The caretakers were also taught to vermicompost and the plants they have grown are sold through a cooperative for their own extra income.

They also took advantage of organic methods, such as the use of a biomass stove to which dried twigs and wood are used as fuel to cook meals at the resort.

Doing away with chemical pest controls, they raised ducks that will feed on the snails that destroy the farmland.

Not only are these methods protecting the environment but these are also cost-efficient for the business, Wawel said.

 

Group activities

Forest Club ideally caters to corporate team-buildings, seminars and conferences.

The venue can accommodate about 250 people for day trips and around 80 for those who wish to stay overnight.

Facilities, such as the Canopy Walk (a 14-foot-high hanging bridge), bamboo rafts, a rope bridge that crosses a lagoon and obstacle courses for about 50 icebreaker challenges are set up for the guests.

If  requested, Forest Club may also arrange for facilitators  to conduct team-building activities.

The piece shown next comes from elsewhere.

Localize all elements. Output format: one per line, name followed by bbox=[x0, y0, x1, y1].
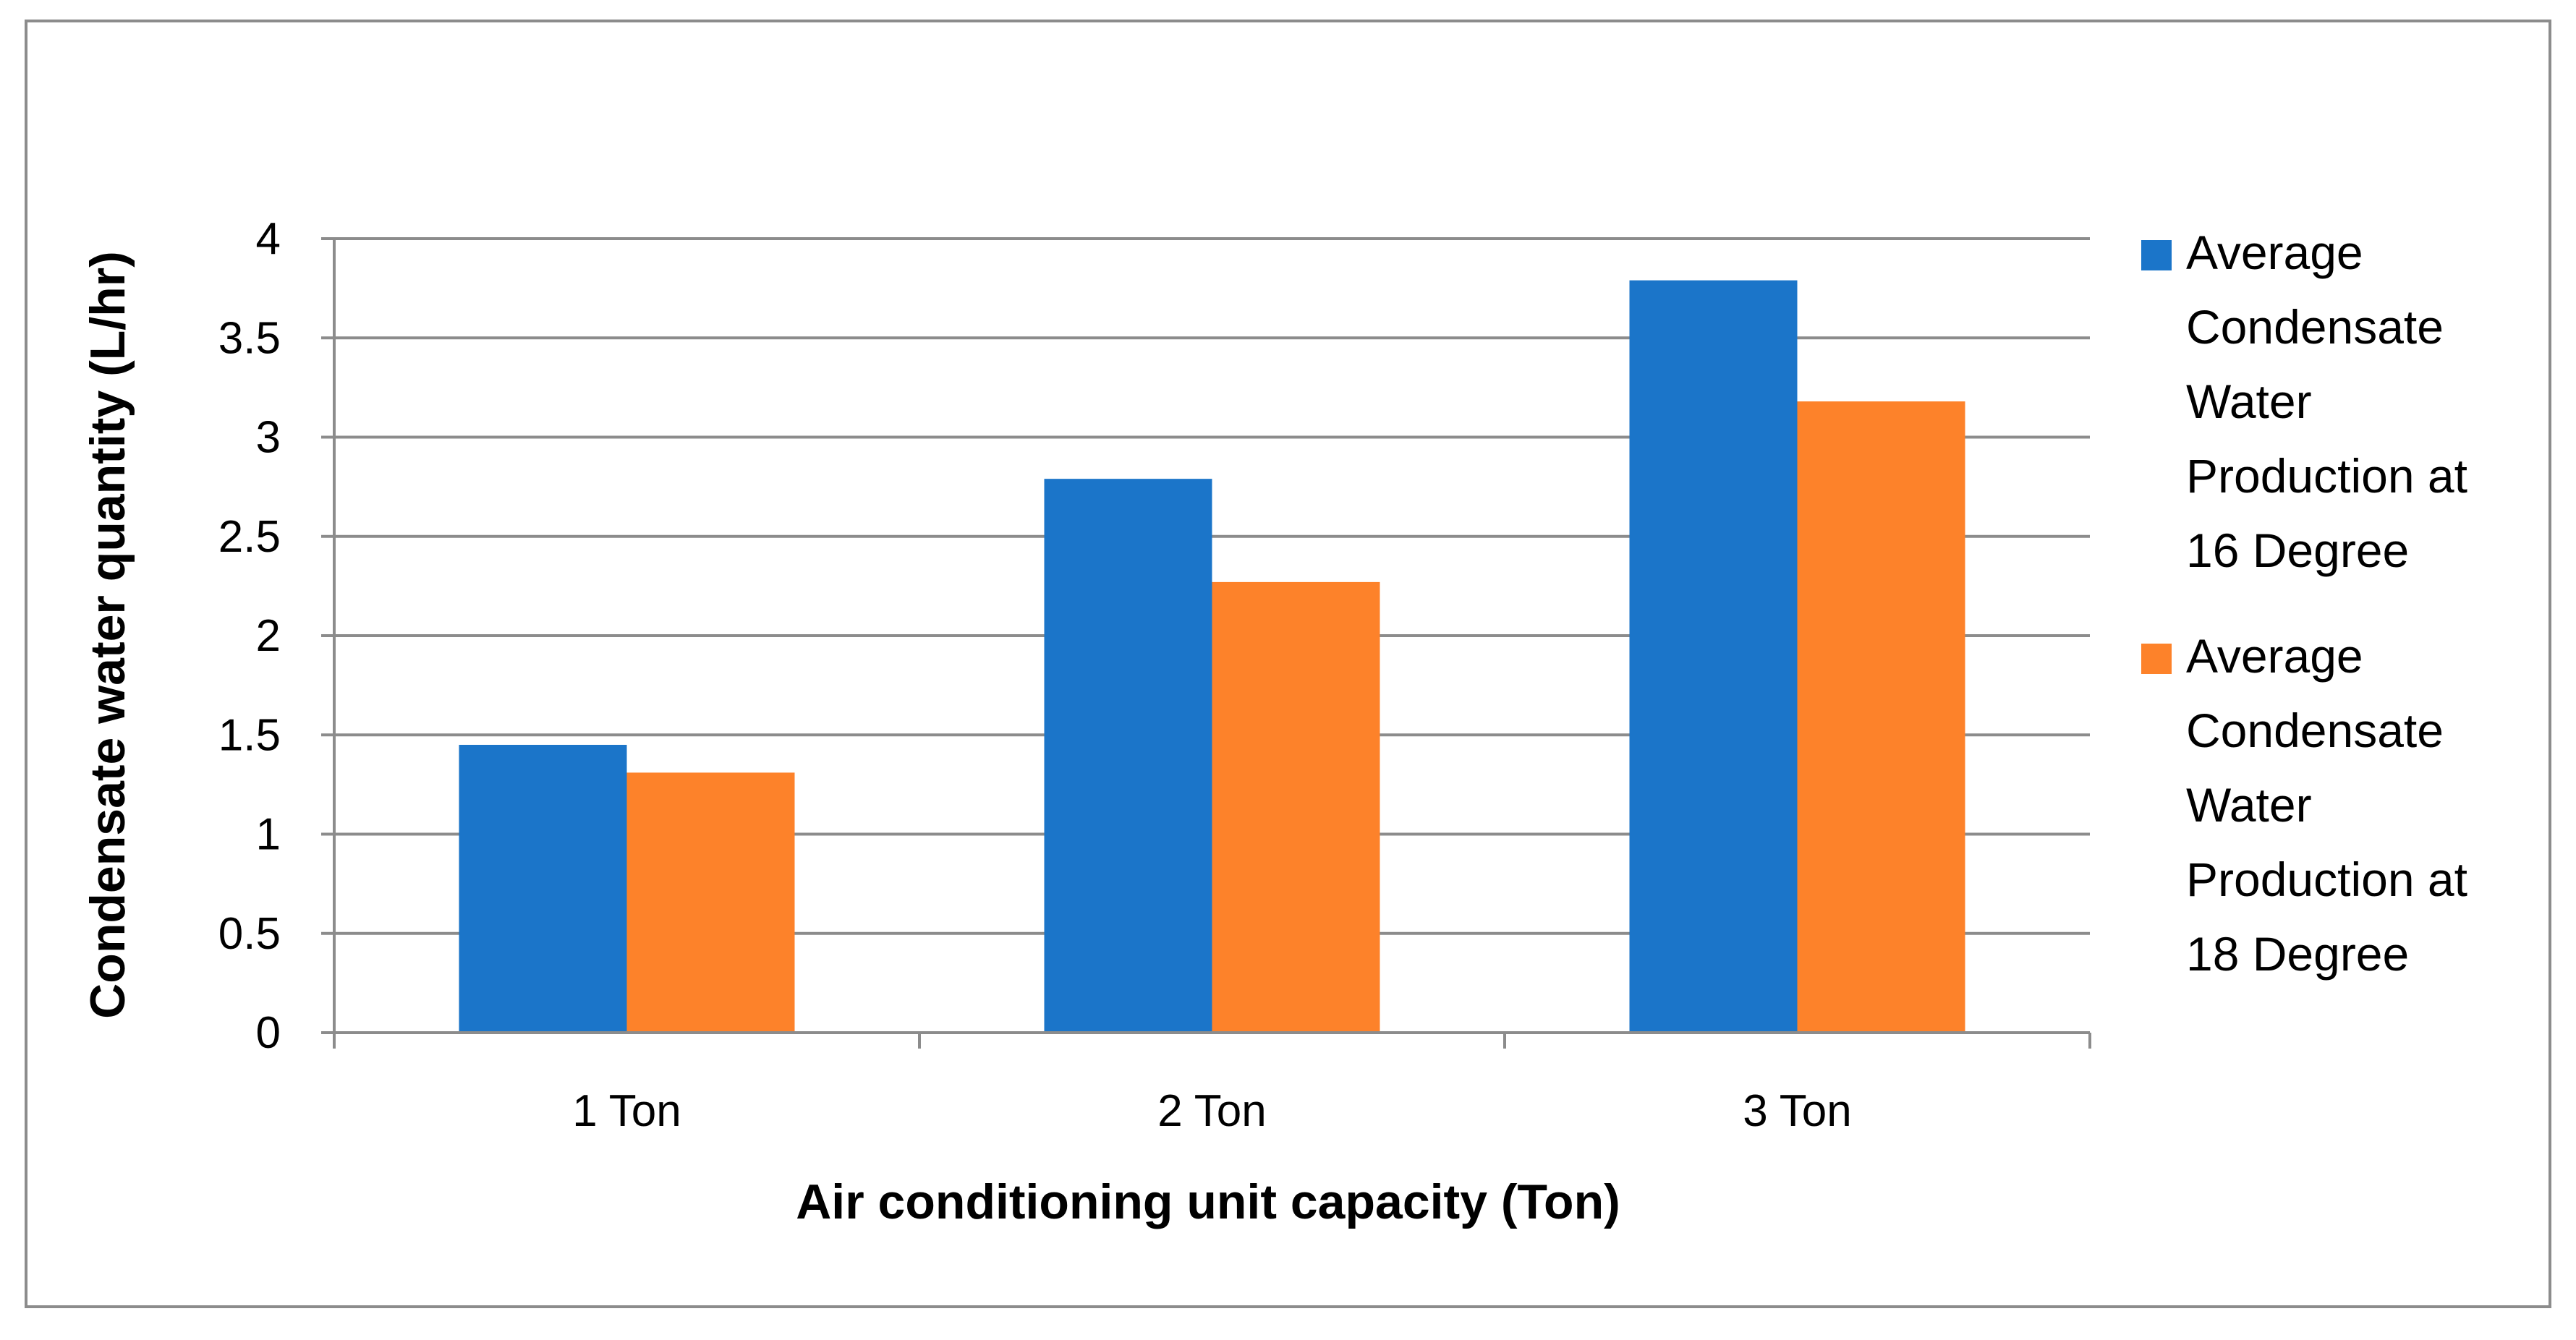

Guest may also visit an herbal garden of sambong, taheebo, aloe vera and other medicinal plants. Here, the family erected  a figure of the Virgin Mary in memory of Antonio who was a devout Catholic.

“I guess he didn’t see it fully (but) it is us who saw the transformation,” said Wawel, remembering how his father’s ideas came to materialize.

He and his brother Robbi carried on the dream of rebuilding an almost  pristine forest and even transformed it to a way of life.

He believed the Forest Club and “anything we do (here) must teach people how to appreciate the environment better.”